If $\mathbb{P}$ is $\sigma$-closed and $\mathcal{D}$ is a family of dense subsets $|\mathcal{D}|\leq\aleph_1$, then there exists a $\mathbb{P}$-generic over $\mathcal{D}$?
I know, if $\mathbb{P}$ is any notion forcing and $\mathcal{D}$ is a family of dense subsets and $\mathcal{D}:=\langle D_n:n<\omega\rangle$ is countable. We can find a sequence $\langle p_n:n<\omega\rangle$ such that $p_0:=p$, $p_{n+1}\leq p_n$ and $p_n\in D_n$, so set $G:=\{p\in\mathbb{P}:\exists n<\omega(p_n\leq p)\}$ work
I dont use the fact that $\mathbb{P}$ is $\sigma$-closed.

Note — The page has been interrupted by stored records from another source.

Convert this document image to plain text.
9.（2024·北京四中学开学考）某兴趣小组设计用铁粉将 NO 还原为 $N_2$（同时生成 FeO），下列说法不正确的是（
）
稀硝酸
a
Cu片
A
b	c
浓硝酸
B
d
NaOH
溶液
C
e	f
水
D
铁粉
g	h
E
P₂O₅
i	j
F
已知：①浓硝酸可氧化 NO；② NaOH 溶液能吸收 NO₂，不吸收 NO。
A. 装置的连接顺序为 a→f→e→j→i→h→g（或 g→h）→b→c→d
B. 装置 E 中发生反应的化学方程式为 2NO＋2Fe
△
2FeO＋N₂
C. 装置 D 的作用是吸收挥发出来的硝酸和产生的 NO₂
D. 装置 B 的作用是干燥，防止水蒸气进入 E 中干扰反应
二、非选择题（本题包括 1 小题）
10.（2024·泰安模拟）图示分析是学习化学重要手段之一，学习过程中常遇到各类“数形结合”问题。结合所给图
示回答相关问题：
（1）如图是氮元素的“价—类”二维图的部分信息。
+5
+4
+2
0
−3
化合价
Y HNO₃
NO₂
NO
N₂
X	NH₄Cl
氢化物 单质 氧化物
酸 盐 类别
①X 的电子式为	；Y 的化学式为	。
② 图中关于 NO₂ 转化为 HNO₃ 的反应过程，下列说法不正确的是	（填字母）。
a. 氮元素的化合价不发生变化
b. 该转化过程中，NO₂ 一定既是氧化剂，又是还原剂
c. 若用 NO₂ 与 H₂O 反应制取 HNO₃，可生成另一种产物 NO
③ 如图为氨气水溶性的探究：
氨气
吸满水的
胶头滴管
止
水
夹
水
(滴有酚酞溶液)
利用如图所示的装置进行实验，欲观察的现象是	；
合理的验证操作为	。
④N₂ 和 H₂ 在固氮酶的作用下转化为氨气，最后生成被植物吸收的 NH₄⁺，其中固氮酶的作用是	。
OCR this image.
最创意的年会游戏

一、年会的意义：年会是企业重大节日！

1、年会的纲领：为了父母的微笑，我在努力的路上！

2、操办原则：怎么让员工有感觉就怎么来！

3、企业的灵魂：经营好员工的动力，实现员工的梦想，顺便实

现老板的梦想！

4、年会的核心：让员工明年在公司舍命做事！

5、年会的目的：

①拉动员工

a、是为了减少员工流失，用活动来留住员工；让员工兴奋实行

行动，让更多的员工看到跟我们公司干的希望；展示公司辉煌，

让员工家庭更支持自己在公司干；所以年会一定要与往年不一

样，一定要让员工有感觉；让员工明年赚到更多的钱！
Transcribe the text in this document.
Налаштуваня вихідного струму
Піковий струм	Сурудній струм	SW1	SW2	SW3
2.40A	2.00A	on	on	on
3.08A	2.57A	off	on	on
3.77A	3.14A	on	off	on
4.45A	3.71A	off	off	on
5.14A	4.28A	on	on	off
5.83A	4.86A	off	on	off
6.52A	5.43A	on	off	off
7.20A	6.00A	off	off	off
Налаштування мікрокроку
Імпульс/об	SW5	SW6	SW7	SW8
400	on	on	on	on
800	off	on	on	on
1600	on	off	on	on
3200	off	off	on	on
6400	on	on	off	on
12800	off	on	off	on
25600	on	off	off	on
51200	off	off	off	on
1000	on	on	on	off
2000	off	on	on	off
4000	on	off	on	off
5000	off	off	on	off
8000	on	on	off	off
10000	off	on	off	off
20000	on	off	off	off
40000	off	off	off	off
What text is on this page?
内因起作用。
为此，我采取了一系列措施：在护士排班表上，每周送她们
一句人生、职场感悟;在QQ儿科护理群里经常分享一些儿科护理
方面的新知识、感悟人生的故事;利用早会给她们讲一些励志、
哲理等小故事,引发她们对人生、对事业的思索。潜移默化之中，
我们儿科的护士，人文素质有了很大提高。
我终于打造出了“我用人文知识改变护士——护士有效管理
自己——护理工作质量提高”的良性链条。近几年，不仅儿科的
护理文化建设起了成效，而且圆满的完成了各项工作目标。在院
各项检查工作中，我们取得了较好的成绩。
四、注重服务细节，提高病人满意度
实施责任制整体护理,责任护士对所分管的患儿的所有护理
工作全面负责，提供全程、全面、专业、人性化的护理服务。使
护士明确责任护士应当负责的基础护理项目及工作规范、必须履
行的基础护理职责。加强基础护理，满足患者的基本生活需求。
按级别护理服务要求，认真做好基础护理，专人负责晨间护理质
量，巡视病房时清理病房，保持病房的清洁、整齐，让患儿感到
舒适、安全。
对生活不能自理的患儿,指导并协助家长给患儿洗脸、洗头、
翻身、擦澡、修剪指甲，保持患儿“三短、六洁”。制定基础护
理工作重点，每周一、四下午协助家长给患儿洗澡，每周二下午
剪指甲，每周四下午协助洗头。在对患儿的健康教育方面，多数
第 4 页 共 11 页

Any advice on how to proceed?
Let $\mathcal D = \{D_\alpha : \alpha <\omega_1\}.$ Recursively construct a decreasing sequence $\langle p_\alpha:\alpha<\omega_1\rangle$ such that $p_\alpha\in D_\alpha.$ The successor stages work just like in the countable case. At a limit stage $\lambda$ take some sequence $\alpha_n$ cofinal in $\lambda$ of type $\omega$ and then use $\sigma$-closedness to get a $q\le p_{\alpha_n}$ for all $n,$ then take $p_\lambda \le q$ such that $p_\lambda \in D_\lambda.$ Like in the countable case, the $p_\alpha$ generate a filter, which is generic by construction.